Use iteration instead of recursion

    public List<Integer> preorderTraversal(TreeNode root) {
        List<Integer> list = new ArrayList<>();
        //mid -> left -> right
        Deque<TreeNode> stack = new LinkedList<>();
        stack.push(root);

        while(!stack.isEmpty()){
           TreeNode cur = stack.pop();
            if(cur!=null){
                list.add(cur.val);
                stack.push(cur.right);                
                stack.push(cur.left);
            }
        }

        return list;  
    }

LeetCode No. 226. Invert Binary Tree

Given the root of a binary tree, invert the tree, and return its root.

Example 1:

Input: root = [4,2,7,1,3,6,9]
Output: [4,7,2,9,6,3,1]

Example 2:

Input: root = [2,1,3]
Output: [2,3,1]

Example 3:

Input: root = []
Output: []

Constraints:

The number of nodes in the tree is in the range [0, 100].
-100 <= Node.val <= 100

BFS, Iteration ways

    public TreeNode invertTree(TreeNode root) {
        if(root == null){
            return null;
        }
        TreeNode cur = root;
        Deque<TreeNode> queue = new ArrayDeque<>();
        queue.offer(cur);

        while(!queue.isEmpty()){
            if(cur!=null){
                cur = queue.poll();
                TreeNode temp = cur.left; 
                cur.left = cur.right;
                cur.right = temp;
                if(cur.left != null){
                    queue.offer(cur.left);
                }
                if(cur.right !=null){
                    queue.offer(cur.right);
                }

            }
        }
        return root;

    }

Refine It

Here this evaluation is useless because if the element is in queue it must be non-null (We use offer() to add elements and it will cause NullPointer Exception it offered elements are null)
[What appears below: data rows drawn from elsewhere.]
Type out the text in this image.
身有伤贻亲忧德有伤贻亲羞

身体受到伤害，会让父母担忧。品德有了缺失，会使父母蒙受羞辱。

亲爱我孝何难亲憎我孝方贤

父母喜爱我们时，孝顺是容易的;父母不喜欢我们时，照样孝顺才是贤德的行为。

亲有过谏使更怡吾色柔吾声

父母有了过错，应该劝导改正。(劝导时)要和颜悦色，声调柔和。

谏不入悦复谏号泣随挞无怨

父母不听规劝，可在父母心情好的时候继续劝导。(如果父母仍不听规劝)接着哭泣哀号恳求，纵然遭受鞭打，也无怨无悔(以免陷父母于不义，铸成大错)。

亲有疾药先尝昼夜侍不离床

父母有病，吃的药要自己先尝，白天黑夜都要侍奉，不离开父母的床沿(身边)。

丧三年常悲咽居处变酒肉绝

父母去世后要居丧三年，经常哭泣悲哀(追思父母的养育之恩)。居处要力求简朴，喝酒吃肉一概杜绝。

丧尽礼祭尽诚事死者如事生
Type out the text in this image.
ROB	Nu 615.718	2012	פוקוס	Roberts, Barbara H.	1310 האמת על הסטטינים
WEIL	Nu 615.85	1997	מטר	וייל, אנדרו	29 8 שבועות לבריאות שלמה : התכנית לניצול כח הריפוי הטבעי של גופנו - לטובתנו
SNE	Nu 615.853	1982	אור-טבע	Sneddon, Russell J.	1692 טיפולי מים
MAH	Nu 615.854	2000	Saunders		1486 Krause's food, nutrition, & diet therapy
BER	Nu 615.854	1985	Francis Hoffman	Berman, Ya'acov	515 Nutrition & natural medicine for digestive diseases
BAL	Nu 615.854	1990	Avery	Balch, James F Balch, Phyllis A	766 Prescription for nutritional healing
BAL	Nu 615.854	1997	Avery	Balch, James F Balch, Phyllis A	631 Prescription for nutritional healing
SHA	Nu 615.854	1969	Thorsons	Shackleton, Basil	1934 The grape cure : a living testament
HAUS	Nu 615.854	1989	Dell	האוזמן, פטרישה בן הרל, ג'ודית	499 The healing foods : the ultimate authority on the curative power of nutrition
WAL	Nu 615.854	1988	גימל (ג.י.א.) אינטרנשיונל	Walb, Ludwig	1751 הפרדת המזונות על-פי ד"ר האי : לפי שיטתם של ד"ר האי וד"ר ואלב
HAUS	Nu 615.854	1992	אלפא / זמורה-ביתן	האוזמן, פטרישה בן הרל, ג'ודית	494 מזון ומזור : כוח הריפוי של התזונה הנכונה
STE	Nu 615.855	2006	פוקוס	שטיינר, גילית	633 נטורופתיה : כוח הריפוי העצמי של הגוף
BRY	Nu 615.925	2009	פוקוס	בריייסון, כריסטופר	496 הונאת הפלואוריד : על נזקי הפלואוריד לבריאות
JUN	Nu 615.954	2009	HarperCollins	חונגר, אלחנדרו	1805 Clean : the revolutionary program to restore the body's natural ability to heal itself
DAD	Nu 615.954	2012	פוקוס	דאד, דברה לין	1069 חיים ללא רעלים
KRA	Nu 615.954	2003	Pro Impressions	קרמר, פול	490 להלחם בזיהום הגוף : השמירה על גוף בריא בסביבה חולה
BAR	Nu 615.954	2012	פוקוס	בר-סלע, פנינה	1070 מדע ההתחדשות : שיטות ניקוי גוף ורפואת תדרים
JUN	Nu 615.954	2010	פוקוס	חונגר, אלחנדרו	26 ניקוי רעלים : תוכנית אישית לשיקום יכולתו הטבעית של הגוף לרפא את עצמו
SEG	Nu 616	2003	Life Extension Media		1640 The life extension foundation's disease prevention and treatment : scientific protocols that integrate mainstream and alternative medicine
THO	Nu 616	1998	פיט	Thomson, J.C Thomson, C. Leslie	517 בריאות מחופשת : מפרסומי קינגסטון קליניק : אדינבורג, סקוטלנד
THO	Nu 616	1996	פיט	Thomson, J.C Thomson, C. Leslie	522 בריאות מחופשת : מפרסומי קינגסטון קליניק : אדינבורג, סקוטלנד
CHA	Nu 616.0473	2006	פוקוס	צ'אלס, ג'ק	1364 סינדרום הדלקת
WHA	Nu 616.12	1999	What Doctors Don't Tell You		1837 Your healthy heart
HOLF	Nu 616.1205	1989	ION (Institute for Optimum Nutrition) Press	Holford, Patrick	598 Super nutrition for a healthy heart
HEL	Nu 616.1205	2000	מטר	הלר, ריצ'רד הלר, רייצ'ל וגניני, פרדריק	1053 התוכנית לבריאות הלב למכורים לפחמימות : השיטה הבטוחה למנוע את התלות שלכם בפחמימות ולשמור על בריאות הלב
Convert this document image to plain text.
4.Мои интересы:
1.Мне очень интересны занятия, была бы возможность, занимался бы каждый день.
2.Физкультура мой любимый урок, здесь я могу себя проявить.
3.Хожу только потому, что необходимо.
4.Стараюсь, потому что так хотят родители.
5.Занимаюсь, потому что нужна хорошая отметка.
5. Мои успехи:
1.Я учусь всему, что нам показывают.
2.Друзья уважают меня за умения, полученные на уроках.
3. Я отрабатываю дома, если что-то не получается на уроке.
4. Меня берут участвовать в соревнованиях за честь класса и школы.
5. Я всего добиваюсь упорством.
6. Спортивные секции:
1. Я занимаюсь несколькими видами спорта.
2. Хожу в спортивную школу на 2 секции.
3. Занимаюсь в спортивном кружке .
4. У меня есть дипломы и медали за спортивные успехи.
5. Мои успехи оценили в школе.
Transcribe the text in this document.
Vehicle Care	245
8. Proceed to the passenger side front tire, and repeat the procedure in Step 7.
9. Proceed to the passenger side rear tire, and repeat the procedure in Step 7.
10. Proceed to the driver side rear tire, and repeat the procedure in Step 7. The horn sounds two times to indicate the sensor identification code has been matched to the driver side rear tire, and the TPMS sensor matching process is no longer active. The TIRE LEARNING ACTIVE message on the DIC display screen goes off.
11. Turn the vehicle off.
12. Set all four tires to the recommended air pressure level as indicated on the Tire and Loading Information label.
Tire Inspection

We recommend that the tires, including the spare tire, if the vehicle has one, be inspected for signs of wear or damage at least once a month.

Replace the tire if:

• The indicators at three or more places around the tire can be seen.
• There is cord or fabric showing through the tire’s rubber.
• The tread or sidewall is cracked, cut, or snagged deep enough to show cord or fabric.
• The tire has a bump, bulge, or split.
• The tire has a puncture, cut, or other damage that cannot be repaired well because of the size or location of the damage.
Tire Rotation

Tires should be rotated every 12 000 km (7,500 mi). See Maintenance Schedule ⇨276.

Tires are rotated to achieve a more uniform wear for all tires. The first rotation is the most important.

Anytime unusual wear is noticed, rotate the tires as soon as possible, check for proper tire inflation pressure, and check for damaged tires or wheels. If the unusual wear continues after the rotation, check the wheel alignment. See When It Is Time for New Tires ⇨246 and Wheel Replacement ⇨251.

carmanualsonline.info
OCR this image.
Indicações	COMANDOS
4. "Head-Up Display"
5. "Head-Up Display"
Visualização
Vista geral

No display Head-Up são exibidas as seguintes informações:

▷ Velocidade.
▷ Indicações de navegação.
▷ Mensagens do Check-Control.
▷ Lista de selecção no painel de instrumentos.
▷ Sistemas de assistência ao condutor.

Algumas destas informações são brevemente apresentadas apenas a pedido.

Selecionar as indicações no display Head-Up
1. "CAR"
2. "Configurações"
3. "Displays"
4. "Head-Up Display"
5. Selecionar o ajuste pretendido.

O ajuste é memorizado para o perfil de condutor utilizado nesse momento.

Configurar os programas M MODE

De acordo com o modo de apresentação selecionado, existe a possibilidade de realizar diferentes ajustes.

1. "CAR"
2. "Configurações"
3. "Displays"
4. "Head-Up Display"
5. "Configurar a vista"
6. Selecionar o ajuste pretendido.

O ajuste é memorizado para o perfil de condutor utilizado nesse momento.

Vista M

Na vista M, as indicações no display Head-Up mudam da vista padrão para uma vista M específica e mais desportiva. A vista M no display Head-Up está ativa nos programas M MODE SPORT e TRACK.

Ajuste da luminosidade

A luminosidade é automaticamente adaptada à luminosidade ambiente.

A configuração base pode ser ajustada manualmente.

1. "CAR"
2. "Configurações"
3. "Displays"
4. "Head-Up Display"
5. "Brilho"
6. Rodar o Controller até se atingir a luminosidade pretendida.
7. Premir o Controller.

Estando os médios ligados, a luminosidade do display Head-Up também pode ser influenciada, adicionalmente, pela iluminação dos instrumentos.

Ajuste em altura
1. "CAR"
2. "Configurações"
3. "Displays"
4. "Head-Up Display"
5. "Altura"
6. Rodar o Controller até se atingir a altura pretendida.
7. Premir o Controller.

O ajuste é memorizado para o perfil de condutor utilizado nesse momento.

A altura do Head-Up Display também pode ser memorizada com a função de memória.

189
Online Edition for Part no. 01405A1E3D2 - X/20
LeetCode No. 101. Symmetric Tree

Given the root of a binary tree, check whether it is a mirror of itself (i.e., symmetric around its center).

    public boolean isSymmetric(TreeNode root) {
    if (root == null) {
        return true;
    }

    Deque<TreeNode> leftQ = new LinkedList<>();
    Deque<TreeNode> rightQ = new LinkedList<>();

    leftQ.offer(root.left);
    rightQ.offer(root.right);

    while (!leftQ.isEmpty() && !rightQ.isEmpty()) {
        TreeNode left = leftQ.poll();
        TreeNode right = rightQ.poll();

        if (left == null && right == null) {
            continue;
        }
        if (left == null || right == null) {
            return false;
        }
        if (left.val != right.val) {
            return false;
        }

            leftQ.offerLast(left.left);
            leftQ.offerLast(left.right);
            rightQ.offerLast(right.right);
            rightQ.offerLast(right.left);

    }


    return leftQ.isEmpty() && rightQ.isEmpty();
    }